Proponents of the weapons sale – among them US defense contractors who’ll reap the profits – point to the inherent clout that comes with being a principal arms supplier. It’s solely due to this clout, they argue, that the US is able to keep the Saudis in the pro-Western camp, a strategic objective that, for now, takes precedence over the Saudis’ appalling human-rights record.
Yet, in certain critical areas, Washington’s so-called leverage over the desert kingdom is more mirage than reality. For example, despite efforts by the Administration to prod Saudi Arabia to move toward normalizing relations with Israel, it’s doing just the opposite, stepping up its enforcement of the Arab League boycott of Israel. Although the Saudis were required to cease their boycott as a condition for joining the World Trade Organization in 2005, Saudi officials continue to ask foreign suppliers, including American companies, to confirm that goods exported to the kingdom are neither made in Israel nor contain any Israeli-manufactured components.
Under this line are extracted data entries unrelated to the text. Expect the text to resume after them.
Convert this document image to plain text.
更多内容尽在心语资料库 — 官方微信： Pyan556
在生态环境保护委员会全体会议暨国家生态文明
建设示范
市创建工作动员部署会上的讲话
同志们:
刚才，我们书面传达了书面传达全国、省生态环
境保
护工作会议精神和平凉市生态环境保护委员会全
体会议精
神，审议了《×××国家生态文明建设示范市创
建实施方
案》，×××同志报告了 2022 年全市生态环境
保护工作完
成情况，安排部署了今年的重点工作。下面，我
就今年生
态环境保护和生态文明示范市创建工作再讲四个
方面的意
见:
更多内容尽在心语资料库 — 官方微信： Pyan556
With respect to vital security matters, America’s apparent inability to exert influence over Saudi Arabia is even more problematic. Nearly a decade after 9/11, when 15 of the 19 hijackers who attacked the US were Saudi citizens, Saudi donors remain the chief financiers of al-Qaeda and the Taliban, according to secret cables made public by WikiLeaks in November. In one such memo, US Secretary of State Hillary Clinton observed that these terrorist groups “probably raise millions of dollars annually from Saudi sources.”
And not only is Saudi Arabia turning a blind eye to terrorist financing—it’s still indoctrinating children with a radical, hate-filled ideology. Since 9/11, Riyadh has repeatedly promised to purge its religious curriculum of anti-Western and anti-Semitic teachings. This promise, however, remains unfulfilled. In its 2010 International Religious Freedom Report, the US State Department noted that Saudi textbooks “continued to contain overtly intolerant statements against Jews and Christians” and “continued to state that apostates from Islam should be killed.” So much for American clout.
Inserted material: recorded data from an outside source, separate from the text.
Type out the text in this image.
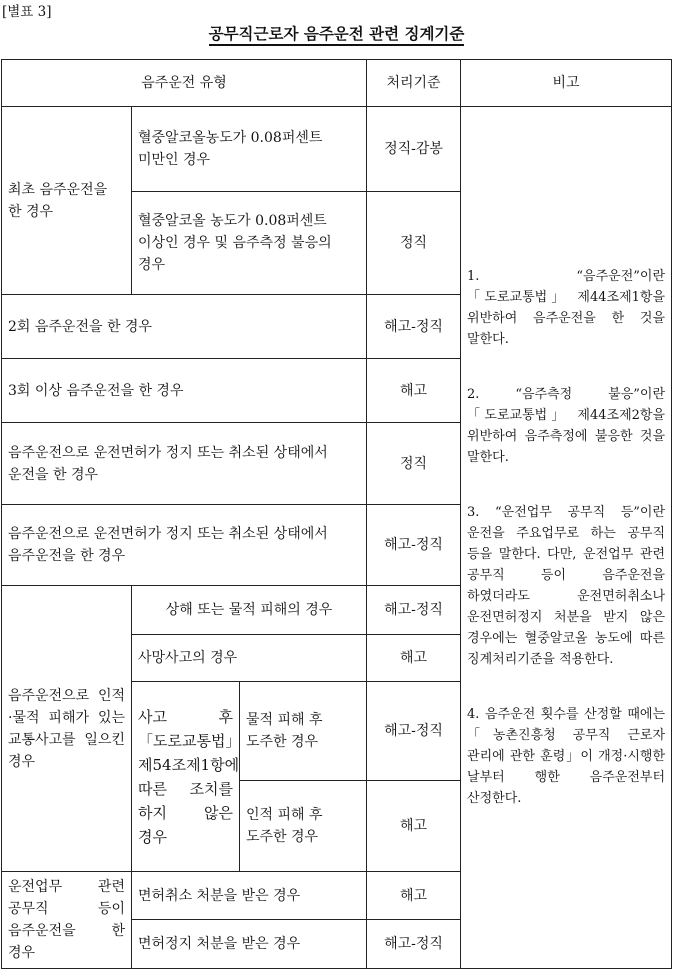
[별표 3]
공무직근로자 음주운전 관련 징계기준
음주운전 유형			처리기준	비고
최초 음주운전을 한 경우	혈중알코올농도가 0.08퍼센트 미만인 경우		정직-감봉	1. “음주운전”이란 「도로교통법」 제44조제1항을 위반하여 음주운전을 한 것을 말한다.

2. “음주측정 불응”이란 「도로교통법」 제44조제2항을 위반하여 음주측정에 불응한 것을 말한다.

3. “운전업무 공무직 등”이란 운전을 주요업무로 하는 공무직 등을 말한다. 다만, 운전업무 관련 공무직 등이 음주운전을 하였더라도 운전면허취소나 운전면허정지 처분을 받지 않은 경우에는 혈중알코올 농도에 따른 징계처리기준을 적용한다.

4. 음주운전 횟수를 산정할 때에는 「농촌진흥청 공무직 근로자 관리에 관한 훈령」이 개정·시행한 날부터 행한 음주운전부터 산정한다.

	혈중알코올 농도가 0.08퍼센트 이상인 경우 및 음주측정 불응의 경우		정직	
2회 음주운전을 한 경우			해고-정직	
3회 이상 음주운전을 한 경우			해고	
음주운전으로 운전면허가 정지 또는 취소된 상태에서 운전을 한 경우			정직	
음주운전으로 운전면허가 정지 또는 취소된 상태에서 음주운전을 한 경우			해고-정직	
음주운전으로 인적·물적 피해가 있는 교통사고를 일으킨 경우	상해 또는 물적 피해의 경우		해고-정직	
	사망사고의 경우		해고	
	사고 후 「도로교통법」 제54조제1항에 따른 조치를 하지 않은 경우	물적 피해 후 도주한 경우	해고-정직	
		인적 피해 후 도주한 경우	해고	
운전업무 관련 공무직 등이 음주운전을 한 경우	면허취소 처분을 받은 경우		해고	
	면허정지 처분을 받은 경우		해고-정직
It would be disturbing enough if these textbooks were used only in Saudi Arabia. In fact, they’re used in thousands of Saudi-funded schools worldwide, including, as revealed in a recent BBC documentary, in the United Kingdom.
Writing about the need for Saudi educational reform in a Washington Post op-ed last year, Treasury Undersecretary Stuart Levey, America’s top financial counterterrorism official, warned that “unless the next generation of children is taught to reject violent extremism, we will forever be faced with the challenge of disrupting the next group of terrorist facilitators and supporters.”
In other words, America’s ostensible allies are fueling the spread of radical Islam and posing a direct danger to US national security. And whom are we kidding? Even if the Saudis revise their textbooks, without additional reforms there’s no guarantee they’ll remain in the pro- Western camp over the long haul (anyone remember the Shah of Iran?). Against whom would the Saudi weapons be turned then?
It’s time for the US to make future Saudi arms deals contingent on progress in cracking down on terrorist financing. Additionally, the Administration should insist on genuine Saudi political and educational reform, which, in no small measure, could help thwart the extremism that breeds the very terrorists against whom the US is fighting.
Robert Horenstein is Community Relations director of the Jewish Federation of Greater Portland.